The conclusions drawn from these findings, however, are limited in several ways. First, we only examined five multiple-baseline studies, which limits generalizability. In addition, we focused on a relatively simple multilevel model, which was appropriate for applications involving multiple baselines across participants when there was a continuous outcome and linear trends within phases. Multilevel modeling has been extended for applications with multiple baselines across settings and behaviors (Beretvas & Chung, 2010; Colvin, Sugai, Good, & Lee, 1997), as well as for noncontinuous outcomes, like count data (Beretvas & Wang, 2011; Shadish & Rindskopf, 2007; Shadish et al., 2008), and for nonlinear trends within phases (Beretvas, 2011; Shadish & Rindskopf, 2007; Shadish et al., 2008). The theoretical rationale proposed here still holds for these more complex applications. More specifically, autocorrelation and Level-1 error variance may be expected to vary across settings or behaviors, or across participants with nonlinear trends or noncontinuous outcomes. In each of these more complex applications, a researcher may wonder whether across-participant variation should be modeled in autocorrelation and error variance, and whether doing so would alter conclusions about the treatment. Future work will need to extend the modeling of across-participant differences in autocorrelation and error variance to these more complex applications.

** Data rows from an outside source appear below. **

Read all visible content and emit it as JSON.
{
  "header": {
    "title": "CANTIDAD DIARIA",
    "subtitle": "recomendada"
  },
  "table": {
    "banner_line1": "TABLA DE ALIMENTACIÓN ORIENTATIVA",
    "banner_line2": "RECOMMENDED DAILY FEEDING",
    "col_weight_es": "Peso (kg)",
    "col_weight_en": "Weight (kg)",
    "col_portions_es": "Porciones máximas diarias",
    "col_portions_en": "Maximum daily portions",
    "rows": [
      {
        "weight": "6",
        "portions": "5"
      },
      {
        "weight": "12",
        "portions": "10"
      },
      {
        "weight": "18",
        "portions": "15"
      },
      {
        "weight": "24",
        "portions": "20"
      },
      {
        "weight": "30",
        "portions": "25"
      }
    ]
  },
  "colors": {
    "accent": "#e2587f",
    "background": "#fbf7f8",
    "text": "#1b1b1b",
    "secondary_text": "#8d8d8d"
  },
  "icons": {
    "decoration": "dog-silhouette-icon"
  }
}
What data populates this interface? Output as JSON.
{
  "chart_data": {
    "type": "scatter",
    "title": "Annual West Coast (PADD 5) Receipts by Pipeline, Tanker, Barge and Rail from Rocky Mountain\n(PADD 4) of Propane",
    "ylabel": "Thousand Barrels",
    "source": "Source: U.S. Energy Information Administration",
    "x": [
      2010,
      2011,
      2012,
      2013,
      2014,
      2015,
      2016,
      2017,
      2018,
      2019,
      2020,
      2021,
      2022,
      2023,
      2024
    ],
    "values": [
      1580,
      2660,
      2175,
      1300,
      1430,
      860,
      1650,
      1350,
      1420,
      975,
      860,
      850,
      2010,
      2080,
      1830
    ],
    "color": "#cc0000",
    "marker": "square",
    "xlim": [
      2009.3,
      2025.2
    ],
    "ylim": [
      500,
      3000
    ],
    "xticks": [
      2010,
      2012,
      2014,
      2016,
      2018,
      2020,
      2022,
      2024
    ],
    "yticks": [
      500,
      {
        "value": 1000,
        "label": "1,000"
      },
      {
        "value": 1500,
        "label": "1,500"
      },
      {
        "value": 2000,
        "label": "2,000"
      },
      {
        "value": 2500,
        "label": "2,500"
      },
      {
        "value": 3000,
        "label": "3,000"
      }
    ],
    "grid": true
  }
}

Future research should also help us to further address the handling of uncertainties that arise when specifying the Level-1 covariance structure. In our analyses of five multiple-baseline studies, the fit indices were not consistent in suggesting whether the fixed or the varying model was most appropriate. Given the uncertainty in model specification that may arise when modeling single-case data, more work in this area is needed. Monte Carlo simulation studies could be designed to index the accuracy of model selection using fit indices. Does one of the indices allow us to reliably distinguish situations in which the estimated autocorrelation and error variance differences between participants are due to sampling error from situations in which it is not? Monte Carlo studies could also be used to explore the consequences of misspecifying the Level-1 error covariance structure as varying when it does not vary across participants or as constant when it does vary across participants. The results from these studies would help inform applied researchers about best practices when modeling single-case data.

In the meantime, applied researchers should consider conducting sensitivity analyses to examine the degree to which their conclusions are sensitive to the approach used to model the Level-1 error variances. More specifically, researchers should consider estimating the treatment effects under both a model that assumes that the Level-1 error covariance structure varies across participants and a model that assumes that it is constant across participants. The treatment effect estimates and inferences could then be compared across the models. When treatment effect inferences were supported under a variety of plausible Level-1 error variance assumptions, the researcher would have a stronger treatment effect claim than when the conclusion depended on how the Level-1 error covariance matrix was modeled.